The study, by customer journey optimisation firm Yieldify, shows marketers’ expectations of the impact of the regulation have proved pessimistic. The retail sector has been the most successful in its recovery.
Back in May last year, over a third (33.4%) of marketers lost over 30% of their databases and just over a fifth (21.6%) claimed to be unaffected by the more stringent legislation on consent.
However, since then different sectors have reported different levels of recovery. Retail marketers, for instance, report their databases have recovered completely, in fact they have grown to 101% of their pre-GDPR size, whereas travel marketing databases remain at 74% of last year’s levels.
Some of the hardest-hit sectors have seen the greatest recoveries: the media industry and IT/telecoms industry saw a 27% and a 29% regrowth respectively.
Larger businesses generally lost greater proportions of data last year (an average of 29% for businesses of 100-500 people), but have recovered at strong rate of 24%. In comparison, businesses with less than 100 employees have only recovered by 18%.
The study found that the larger the business, the greater range of strategies used, including loyalty programmes, content optimisation and in-store incentives alongside competitions and incentivising newsletter sign-ups.
The survey also found that marketers’ expectations about the impact of GDPR were often inaccurate.
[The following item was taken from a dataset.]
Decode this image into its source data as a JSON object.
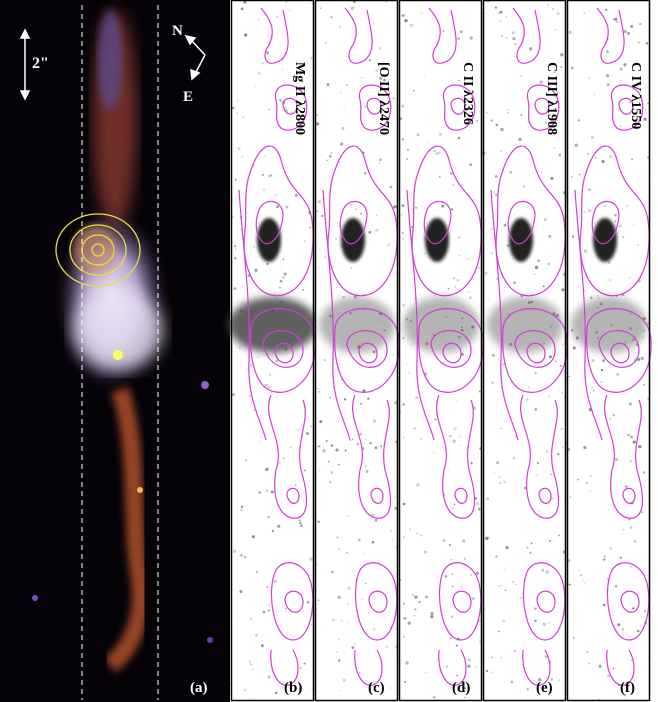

With high levels of panic and scaremongering, many were overly pessimistic: a year later, 25.5% of marketers said that the impact on overall acquisition, website personalisation and single customer view was better than expected.
However, this trend changed for email marketing and ad personalisation, where nearly one-third (32.4%) and a quarter (24.4%) respectively said that they were worse than predicted.
Yieldify CEO and co-founder Jay Radia said: “This time last year, marketers were heading into the unknown – we saw an unprecedented level of panic as everyone struggled to pick their way through complex new rules. What today’s report shows is some good news – while there’s a way to go and marketers still need to work to make up for lost time, they’re finding a way through.”